To find out more, do check out this story: Innovative organic wheat variety helps baker produce sustainable loaf and this video by OF&G:
But there was a catch: the resulting flour was challenging to bake with. Kim again: “I decided early on that the flour should only be used whole-grain. Stripping out the nutrients by making white flour out of it would completely disrespect the intentions of the breeder to provide a nourishing crop for both soil and humans! It has taken some time to get close to a loaf that I can present proudly to my customers, and we have had some ups and downs but when it works it is so, so good… that it makes the effort worthwhile.”
“We call this loaf the ‘YQ’ because half of the wheats selected in the original cross-breeding exercise were selected for quality (Q) and half for yield (Y). Working with this wheat has taken us on a journey, to understand farming systems, plant breeding – even our country’s seed laws (which prevent impure varieties from being traded). We have recently commissioned a local organic farmer to grow this crop for us and will work with a local windmill to build a market for the grain. We will also continue bake with it of course.”
It would be hard for a farmer to make a living growing wheat for just one bakery. So in a few weeks Kim will be hosting a small gathering of interested bakers. She hopes that together they can convince others to use the wheat and forge local farmer-miller- baker partnerships in order to help get this biodiverse wheat into the food chain.
Now guess where I originally met Kim? At the Grain Gathering of course! Besides the local farmers, Gilchester Organics will be her main source for flour. They are in Northumberland and actually work with Steve Jones at the Bread Lab. Who says this is a small world though? I am telling you, the real-bread, slow-food revolution is gaining ground. And Kim is very clear about what the end game is: getting a loaf of bread into the UK Ark of Taste.
As a real-bread lover, I say: Hurray to that!

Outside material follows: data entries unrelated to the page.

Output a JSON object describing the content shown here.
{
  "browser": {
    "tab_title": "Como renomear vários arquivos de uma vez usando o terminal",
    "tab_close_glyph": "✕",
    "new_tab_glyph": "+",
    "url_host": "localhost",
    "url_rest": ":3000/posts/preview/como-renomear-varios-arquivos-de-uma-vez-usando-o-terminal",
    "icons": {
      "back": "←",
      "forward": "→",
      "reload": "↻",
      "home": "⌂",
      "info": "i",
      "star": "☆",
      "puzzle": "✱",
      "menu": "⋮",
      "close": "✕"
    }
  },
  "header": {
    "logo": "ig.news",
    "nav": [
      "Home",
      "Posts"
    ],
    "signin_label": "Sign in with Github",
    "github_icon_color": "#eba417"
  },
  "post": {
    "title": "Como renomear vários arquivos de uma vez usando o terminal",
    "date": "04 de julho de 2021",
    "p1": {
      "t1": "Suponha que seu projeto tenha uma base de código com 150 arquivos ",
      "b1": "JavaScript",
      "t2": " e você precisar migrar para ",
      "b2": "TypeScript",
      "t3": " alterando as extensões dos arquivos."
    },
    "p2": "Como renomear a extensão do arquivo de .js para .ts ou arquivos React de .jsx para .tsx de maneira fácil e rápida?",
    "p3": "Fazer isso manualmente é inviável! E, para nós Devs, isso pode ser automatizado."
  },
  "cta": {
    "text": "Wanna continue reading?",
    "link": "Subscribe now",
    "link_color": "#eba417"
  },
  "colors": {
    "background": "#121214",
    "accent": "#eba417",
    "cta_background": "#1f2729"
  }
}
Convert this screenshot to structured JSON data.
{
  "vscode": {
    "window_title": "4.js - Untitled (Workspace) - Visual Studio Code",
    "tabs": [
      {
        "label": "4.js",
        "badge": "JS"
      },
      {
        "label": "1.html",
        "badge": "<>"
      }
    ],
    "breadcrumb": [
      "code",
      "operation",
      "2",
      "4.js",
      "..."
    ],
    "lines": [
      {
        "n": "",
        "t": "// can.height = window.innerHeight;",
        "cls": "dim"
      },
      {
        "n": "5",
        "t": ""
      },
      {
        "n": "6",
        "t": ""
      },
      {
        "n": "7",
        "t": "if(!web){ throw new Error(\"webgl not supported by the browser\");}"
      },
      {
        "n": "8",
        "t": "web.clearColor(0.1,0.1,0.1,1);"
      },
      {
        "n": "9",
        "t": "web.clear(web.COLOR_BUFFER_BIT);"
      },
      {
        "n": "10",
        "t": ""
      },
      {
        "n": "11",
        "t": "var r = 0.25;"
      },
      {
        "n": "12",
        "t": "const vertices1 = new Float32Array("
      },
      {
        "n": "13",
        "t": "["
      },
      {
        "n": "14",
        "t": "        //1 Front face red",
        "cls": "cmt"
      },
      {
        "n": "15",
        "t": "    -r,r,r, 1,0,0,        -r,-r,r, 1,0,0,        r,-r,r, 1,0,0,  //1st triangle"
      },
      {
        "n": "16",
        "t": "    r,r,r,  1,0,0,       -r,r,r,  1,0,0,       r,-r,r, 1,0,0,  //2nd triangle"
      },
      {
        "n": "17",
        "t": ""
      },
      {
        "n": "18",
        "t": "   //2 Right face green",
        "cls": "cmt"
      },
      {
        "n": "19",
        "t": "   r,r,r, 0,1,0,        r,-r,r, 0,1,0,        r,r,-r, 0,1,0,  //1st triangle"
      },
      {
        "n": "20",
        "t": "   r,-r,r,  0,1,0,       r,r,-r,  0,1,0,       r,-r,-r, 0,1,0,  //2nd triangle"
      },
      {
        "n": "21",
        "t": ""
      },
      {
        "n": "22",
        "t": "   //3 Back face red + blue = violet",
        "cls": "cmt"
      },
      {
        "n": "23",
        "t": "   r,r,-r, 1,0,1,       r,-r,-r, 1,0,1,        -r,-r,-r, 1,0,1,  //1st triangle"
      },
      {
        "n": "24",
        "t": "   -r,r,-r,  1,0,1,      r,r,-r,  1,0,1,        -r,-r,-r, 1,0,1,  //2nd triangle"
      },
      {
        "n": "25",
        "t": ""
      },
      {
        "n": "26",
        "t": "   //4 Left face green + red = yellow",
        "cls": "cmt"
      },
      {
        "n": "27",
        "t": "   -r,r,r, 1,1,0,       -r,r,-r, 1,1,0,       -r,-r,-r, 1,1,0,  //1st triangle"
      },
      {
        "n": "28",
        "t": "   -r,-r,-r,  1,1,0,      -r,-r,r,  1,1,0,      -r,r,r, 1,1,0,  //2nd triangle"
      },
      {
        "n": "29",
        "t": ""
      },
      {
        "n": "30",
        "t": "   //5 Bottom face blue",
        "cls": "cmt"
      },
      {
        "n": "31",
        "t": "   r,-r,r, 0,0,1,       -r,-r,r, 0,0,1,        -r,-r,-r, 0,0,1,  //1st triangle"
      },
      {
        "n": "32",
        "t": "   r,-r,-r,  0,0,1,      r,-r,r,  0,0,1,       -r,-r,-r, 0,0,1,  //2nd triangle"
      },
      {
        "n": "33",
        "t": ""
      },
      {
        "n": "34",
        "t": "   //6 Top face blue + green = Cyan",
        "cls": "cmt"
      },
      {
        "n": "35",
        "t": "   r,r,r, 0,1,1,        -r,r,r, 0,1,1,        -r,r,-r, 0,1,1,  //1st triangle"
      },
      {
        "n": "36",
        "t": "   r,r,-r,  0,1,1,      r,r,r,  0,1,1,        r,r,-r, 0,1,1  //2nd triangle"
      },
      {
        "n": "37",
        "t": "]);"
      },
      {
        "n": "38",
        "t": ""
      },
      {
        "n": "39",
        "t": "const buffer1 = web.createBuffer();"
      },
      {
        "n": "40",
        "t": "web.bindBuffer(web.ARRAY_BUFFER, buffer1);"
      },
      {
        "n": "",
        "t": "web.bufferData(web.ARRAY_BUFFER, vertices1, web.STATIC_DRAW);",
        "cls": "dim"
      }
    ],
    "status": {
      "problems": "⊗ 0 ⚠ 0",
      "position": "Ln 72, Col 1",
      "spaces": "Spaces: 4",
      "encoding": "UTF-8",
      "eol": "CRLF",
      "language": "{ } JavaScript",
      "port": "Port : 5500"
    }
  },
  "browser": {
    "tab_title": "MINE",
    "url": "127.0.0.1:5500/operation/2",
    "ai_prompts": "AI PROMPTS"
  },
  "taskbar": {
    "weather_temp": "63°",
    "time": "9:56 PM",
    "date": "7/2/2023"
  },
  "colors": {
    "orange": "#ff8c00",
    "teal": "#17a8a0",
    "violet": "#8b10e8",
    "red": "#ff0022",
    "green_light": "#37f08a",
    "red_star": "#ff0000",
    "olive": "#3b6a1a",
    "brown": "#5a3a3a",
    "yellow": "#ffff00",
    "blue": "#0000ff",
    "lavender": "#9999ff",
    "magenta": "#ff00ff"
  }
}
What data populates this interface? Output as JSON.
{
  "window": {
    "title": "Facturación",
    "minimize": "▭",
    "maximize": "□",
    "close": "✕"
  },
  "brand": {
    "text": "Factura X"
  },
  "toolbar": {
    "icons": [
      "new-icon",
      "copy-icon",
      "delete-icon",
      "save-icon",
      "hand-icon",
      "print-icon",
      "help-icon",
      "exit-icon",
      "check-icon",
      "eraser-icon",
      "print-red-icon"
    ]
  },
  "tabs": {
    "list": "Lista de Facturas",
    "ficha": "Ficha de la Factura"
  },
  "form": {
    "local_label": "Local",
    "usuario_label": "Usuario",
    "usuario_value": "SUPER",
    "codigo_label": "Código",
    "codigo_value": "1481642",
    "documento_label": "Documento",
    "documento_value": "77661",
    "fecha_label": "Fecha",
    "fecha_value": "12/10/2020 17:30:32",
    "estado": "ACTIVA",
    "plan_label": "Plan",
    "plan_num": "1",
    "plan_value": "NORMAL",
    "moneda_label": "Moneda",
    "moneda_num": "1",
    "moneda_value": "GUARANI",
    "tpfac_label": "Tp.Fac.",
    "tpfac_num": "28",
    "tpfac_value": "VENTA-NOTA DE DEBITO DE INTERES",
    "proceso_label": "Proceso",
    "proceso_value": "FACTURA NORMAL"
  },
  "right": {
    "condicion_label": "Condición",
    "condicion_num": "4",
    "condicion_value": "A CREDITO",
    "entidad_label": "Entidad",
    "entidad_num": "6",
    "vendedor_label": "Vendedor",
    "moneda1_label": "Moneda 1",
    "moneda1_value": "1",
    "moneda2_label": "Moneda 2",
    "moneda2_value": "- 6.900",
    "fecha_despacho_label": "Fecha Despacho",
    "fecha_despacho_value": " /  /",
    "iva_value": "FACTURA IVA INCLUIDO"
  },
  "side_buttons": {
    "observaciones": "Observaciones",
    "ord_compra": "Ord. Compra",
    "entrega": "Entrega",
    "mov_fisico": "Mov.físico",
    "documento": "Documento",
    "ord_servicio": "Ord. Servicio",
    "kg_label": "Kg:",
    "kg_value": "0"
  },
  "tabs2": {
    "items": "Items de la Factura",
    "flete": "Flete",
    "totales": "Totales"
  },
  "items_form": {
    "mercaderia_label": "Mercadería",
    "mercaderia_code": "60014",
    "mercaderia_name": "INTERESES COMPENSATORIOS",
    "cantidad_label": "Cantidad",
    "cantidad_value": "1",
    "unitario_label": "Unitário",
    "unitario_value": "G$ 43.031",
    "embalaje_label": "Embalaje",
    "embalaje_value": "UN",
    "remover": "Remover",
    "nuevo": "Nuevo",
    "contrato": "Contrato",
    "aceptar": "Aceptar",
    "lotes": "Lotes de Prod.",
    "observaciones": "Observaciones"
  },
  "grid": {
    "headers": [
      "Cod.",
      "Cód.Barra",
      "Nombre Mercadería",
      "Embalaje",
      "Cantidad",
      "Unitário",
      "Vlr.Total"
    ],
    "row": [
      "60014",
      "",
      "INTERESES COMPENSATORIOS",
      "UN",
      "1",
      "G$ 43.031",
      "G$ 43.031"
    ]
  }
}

And kudos to all the bakers, farmers, breeders and millers anywhere who strive to make it happen.
Mel Weaver says
Thanks for the article. My partner and I attended Kim’s fabulous workshop on sourdough baking in January and discovered a whole new world! We have been seeking out artisan bread for a few years now but her passion and commitment to sourdough and stone milled flours has won us over – we drop in to Kim’s bakery on a regular basis. Her sourdough croissants and other pastries as well as crispbreads are also to die for.
mc.farine says
Hello Mel, Thank you so much for taking the time to share your experience. Kim’s passion and commitment are indeed contagious and she really is a mover and shaker, determined to do her part in resisting Big Food. So glad you went!